I can use the F-Line HLE (High Level Emulation) interface that I already have for ROMless mode to do this, so basically if this were ran on a real Lisa it would cause it crash with an F-Line exception, but on LisaEm it would work, but perhaps we can do something else with the NOP opcode in some weird pattern, like maybe:


--- Code: ---NOP
NOP
NOP
JMP (PC+2)
JMP (PC+2)
NOP
NOP
NOP

--- End code ---

which would do nothing on a real Lisa, but I could detect that stream of opcodes in LisaEm and use it as an interface.

It would need to use some embedded assembly so I can put values directly in either A or D registers to pass back and forward. I'd need it to send me a pointer to a block for some operations, and then I could read/write the data in the block on the LisaEm side. I pinged David T. Craig about this a few years ago and he shared how to write embedded assembly in pascal, so it's pretty doable, but I just didn't spend cycles on this.

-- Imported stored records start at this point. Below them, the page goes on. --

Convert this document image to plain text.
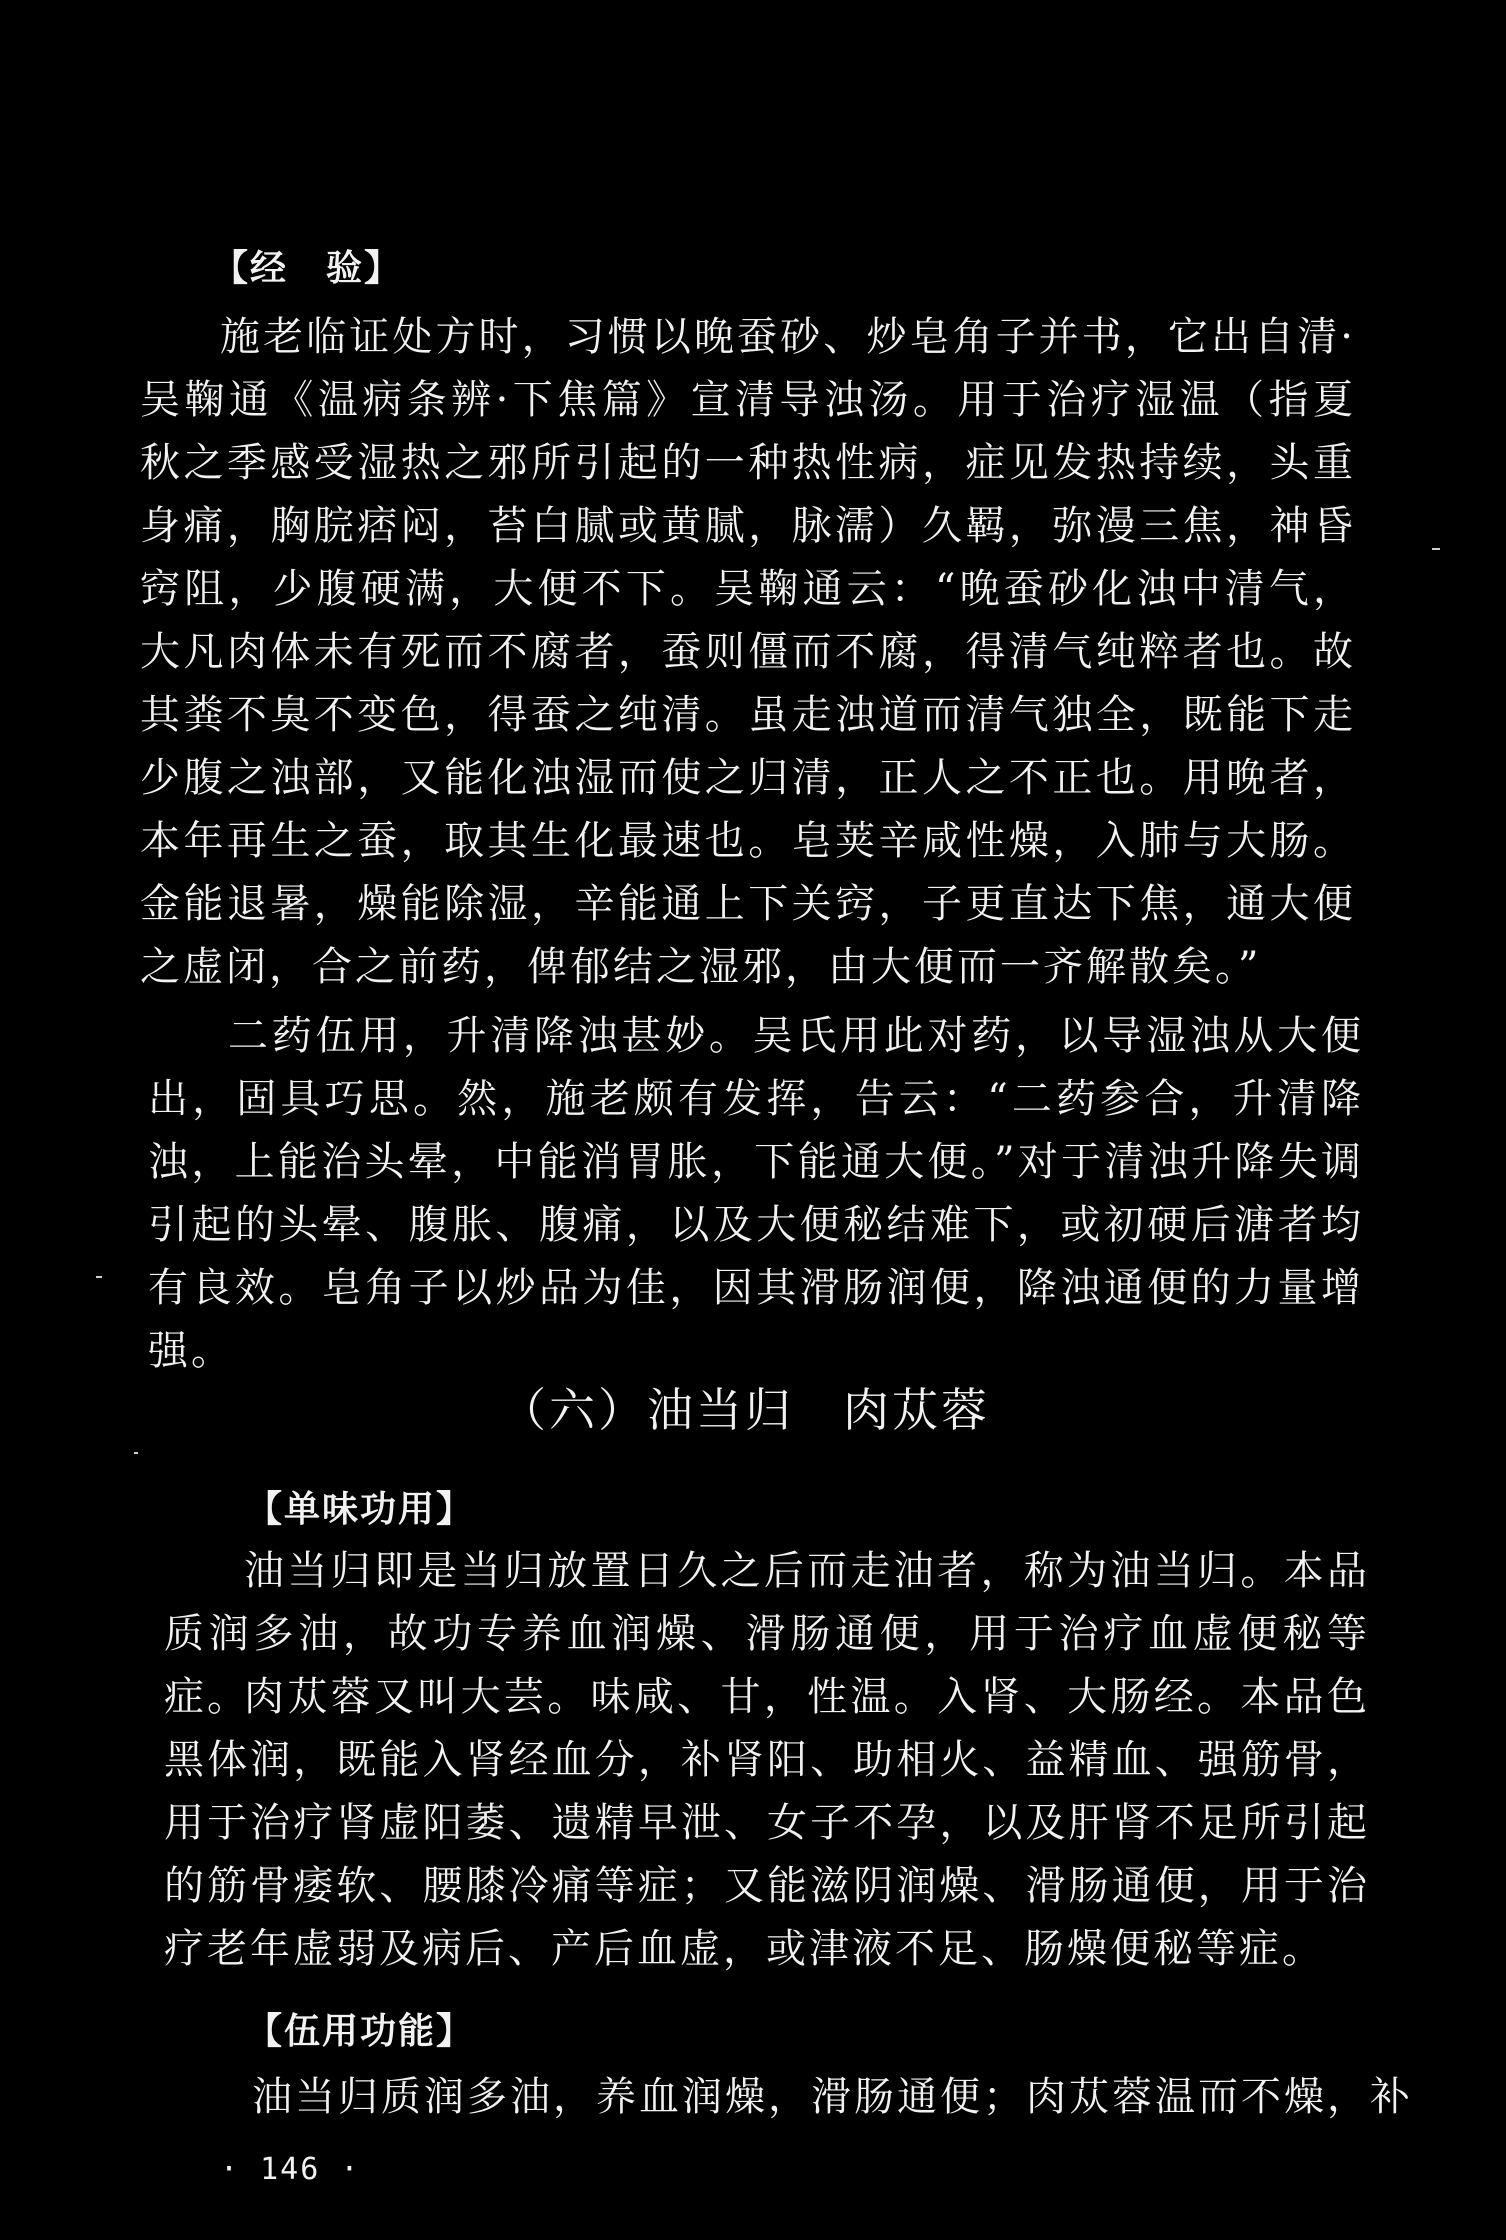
【经　验】

施老临证处方时，习惯以晚蚕砂、炒皂角子并书，它出自清·吴鞠通《温病条辨·下焦篇》宣清导浊汤。用于治疗湿温（指夏秋之季感受湿热之邪所引起的一种热性病，症见发热持续，头重身痛，胸脘痞闷，苔白腻或黄腻，脉濡）久羁，弥漫三焦，神昏窍阻，少腹硬满，大便不下。吴鞠通云：“晚蚕砂化浊中清气，大凡肉体未有死而不腐者，蚕则僵而不腐，得清气纯粹者也。故其粪不臭不变色，得蚕之纯清。虽走浊道而清气独全，既能下走少腹之浊部，又能化浊湿而使之归清，正人之不正也。用晚者，本年再生之蚕，取其生化最速也。皂荚辛咸性燥，入肺与大肠。金能退暑，燥能除湿，辛能通上下关窍，子更直达下焦，通大便之虚闭，合之前药，俾郁结之湿邪，由大便而一齐解散矣。”

二药伍用，升清降浊甚妙。吴氏用此对药，以导湿浊从大便出，固具巧思。然，施老颇有发挥，告云：“二药参合，升清降浊，上能治头晕，中能消胃胀，下能通大便。”对于清浊升降失调引起的头晕、腹胀、腹痛，以及大便秘结难下，或初硬后溏者均有良效。皂角子以炒品为佳，因其滑肠润便，降浊通便的力量增强。

（六）油当归　肉苁蓉
【单味功用】

油当归即是当归放置日久之后而走油者，称为油当归。本品质润多油，故功专养血润燥、滑肠通便，用于治疗血虚便秘等症。

肉苁蓉又叫大芸。味咸、甘，性温。入肾、大肠经。本品色黑体润，既能入肾经血分，补肾阳、助相火、益精血、强筋骨，用于治疗肾虚阳萎、遗精早泄、女子不孕，以及肝肾不足所引起的筋骨痿软、腰膝冷痛等症；又能滋阴润燥、滑肠通便，用于治疗老年虚弱及病后、产后血虚，或津液不足、肠燥便秘等症。

【伍用功能】

油当归质润多油，养血润燥，滑肠通便；肉苁蓉温而不燥，补

· 146 ·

Might be a bit more complicated for LPW, but if that could run in the background in LPW it could be used to allow us to control the compiler/linker and use an external IDE like VSCode/codium, etc. with some scripting. I've wanted to make LisaEm scriptable for a very long time now, so this would be a great excuse for that. (So I can easily add stuff like send a set of keystrokes or move the mouse to a specific location, or detect a button and click it, etc. sort of like QuickKeys.)

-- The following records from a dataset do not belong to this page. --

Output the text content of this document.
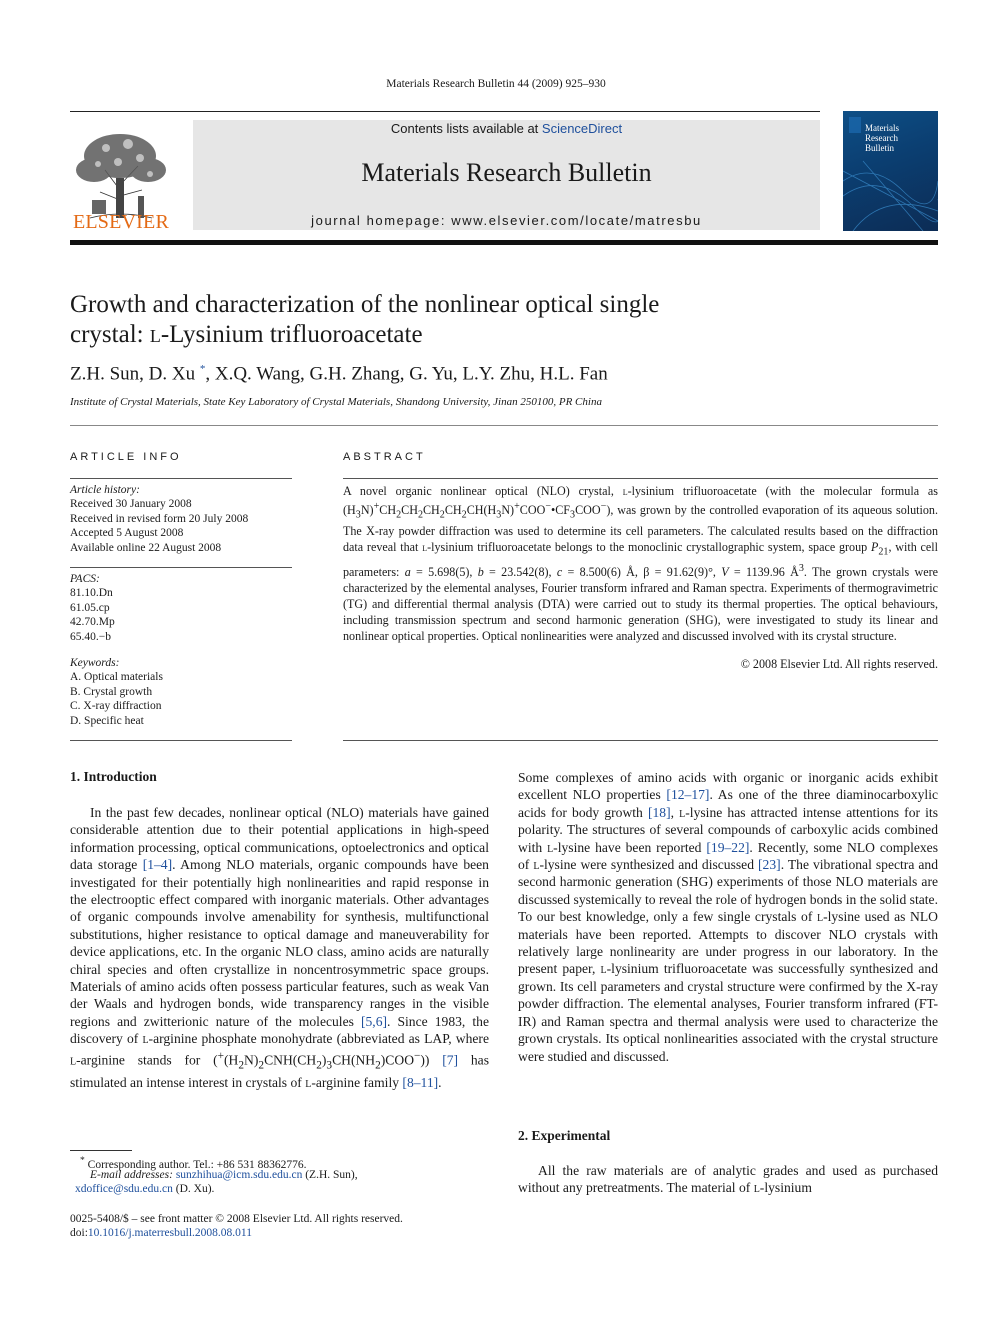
Materials Research Bulletin 44 (2009) 925–930
ELSEVIER
Contents lists available at ScienceDirect
Materials Research Bulletin
journal homepage: www.elsevier.com/locate/matresbu
Materials
Research
Bulletin
Growth and characterization of the nonlinear optical single
crystal: l-Lysinium trifluoroacetate
Z.H. Sun, D. Xu *, X.Q. Wang, G.H. Zhang, G. Yu, L.Y. Zhu, H.L. Fan
Institute of Crystal Materials, State Key Laboratory of Crystal Materials, Shandong University, Jinan 250100, PR China
ARTICLE INFO	ABSTRACT
Article history:
Received 30 January 2008
Received in revised form 20 July 2008
Accepted 5 August 2008
Available online 22 August 2008
PACS:
81.10.Dn
61.05.cp
42.70.Mp
65.40.−b
Keywords:
A. Optical materials
B. Crystal growth
C. X-ray diffraction
D. Specific heat
A novel organic nonlinear optical (NLO) crystal, l-lysinium trifluoroacetate (with the molecular formula as $(H_3N)^+CH_2CH_2CH_2CH_2CH(H_3N)^+COO^-•CF_3COO^-$), was grown by the controlled evaporation of its aqueous solution. The X-ray powder diffraction was used to determine its cell parameters. The calculated results based on the diffraction data reveal that l-lysinium trifluoroacetate belongs to the monoclinic crystallographic system, space group $P_{21}$, with cell parameters: a = 5.698(5), b = 23.542(8), c = 8.500(6) Å, β = 91.62(9)°, V = 1139.96 $Å^3$. The grown crystals were characterized by the elemental analyses, Fourier transform infrared and Raman spectra. Experiments of thermogravimetric (TG) and differential thermal analysis (DTA) were carried out to study its thermal properties. The optical behaviours, including transmission spectrum and second harmonic generation (SHG), were investigated to study its linear and nonlinear optical properties. Optical nonlinearities were analyzed and discussed involved with its crystal structure.
© 2008 Elsevier Ltd. All rights reserved.
1. Introduction
In the past few decades, nonlinear optical (NLO) materials have gained considerable attention due to their potential applications in high-speed information processing, optical communications, optoelectronics and optical data storage [1–4]. Among NLO materials, organic compounds have been investigated for their potentially high nonlinearities and rapid response in the electrooptic effect compared with inorganic materials. Other advantages of organic compounds involve amenability for synthesis, multifunctional substitutions, higher resistance to optical damage and maneuverability for device applications, etc. In the organic NLO class, amino acids are naturally chiral species and often crystallize in noncentrosymmetric space groups. Materials of amino acids often possess particular features, such as weak Van der Waals and hydrogen bonds, wide transparency ranges in the visible regions and zwitterionic nature of the molecules [5,6]. Since 1983, the discovery of l-arginine phosphate monohydrate (abbreviated as LAP, where l-arginine stands for $(^+(H_2N)_2CNH(CH_2)_3CH(NH_2)COO^-)$) [7] has stimulated an intense interest in crystals of l-arginine family [8–11].
Some complexes of amino acids with organic or inorganic acids exhibit excellent NLO properties [12–17]. As one of the three diaminocarboxylic acids for body growth [18], l-lysine has attracted intense attentions for its polarity. The structures of several compounds of carboxylic acids combined with l-lysine have been reported [19–22]. Recently, some NLO complexes of l-lysine were synthesized and discussed [23]. The vibrational spectra and second harmonic generation (SHG) experiments of those NLO materials are discussed systemically to reveal the role of hydrogen bonds in the solid state. To our best knowledge, only a few single crystals of l-lysine used as NLO materials have been reported. Attempts to discover NLO crystals with relatively large nonlinearity are under progress in our laboratory. In the present paper, l-lysinium trifluoroacetate was successfully synthesized and grown. Its cell parameters and crystal structure were confirmed by the X-ray powder diffraction. The elemental analyses, Fourier transform infrared (FT-IR) and Raman spectra and thermal analysis were used to characterize the grown crystals. Its optical nonlinearities associated with the crystal structure were studied and discussed.
2. Experimental
All the raw materials are of analytic grades and used as purchased without any pretreatments. The material of l-lysinium
* Corresponding author. Tel.: +86 531 88362776.
E-mail addresses: sunzhihua@icm.sdu.edu.cn (Z.H. Sun),
xdoffice@sdu.edu.cn (D. Xu).
0025-5408/$ – see front matter © 2008 Elsevier Ltd. All rights reserved.
doi:10.1016/j.materresbull.2008.08.011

So if both of these things are done we can then add some git hooks or just have a make file that initiates a bunch of actions in LisaEm to press certain keys or move some files around which could invoke the compiler or linker, etc. as the end result, but you'd be editing in a comfy modern editor which LisaEm running in the background.

If I can get some help on this, I can finish off 1.2.7 in parallel and start implementing some of these features (which I was planning for 2.0 anyway) now which can help Al.

License wise it would need to be compatible with the GPL so I can include it.

Al Kossow:
if you want to look at a core other than generator, the one in MAME has been pretty thouroughly tested.
there also is a 68k instruction test suite out there.

stepleton:

--- Quote from: rayarachelian on June 12, 2020, 05:35:21 pm ---Here's another thing I've been thinking of, I want to build a Lisa interface app, not a full tool with stationary, but something more akin to the clock or the settings panel that can sit in the background and wait for commands from the host side of LisaEm. (Think Virtual Box Guest Additions, or VMWare tools)

...

License wise it would need to be compatible with the GPL so I can include it.

--- End quote ---

This is probably a bit more than I can chew at the moment (and the Linux-hosted Workshop is way out of my league, alas), but what's described here sounds like it may be able to use parts from this old project: https://github.com/stepleton-xx/lisabbs. The license is public domain, so you can do whatever you like with it. There's no inline assembly code, but there is non-inlined assembly that someone could use as a pattern.

BTW, if your NeXT isn't working, if Al's resources aren't appropriate, and if you can't use the Previous emulator to do what you need (which would be a roundabout way of comparing two 68k emulators), I have several NeXTs of my own. Conceivably I could establish a way for you to log into one of these machines remotely if you don't need the GUI.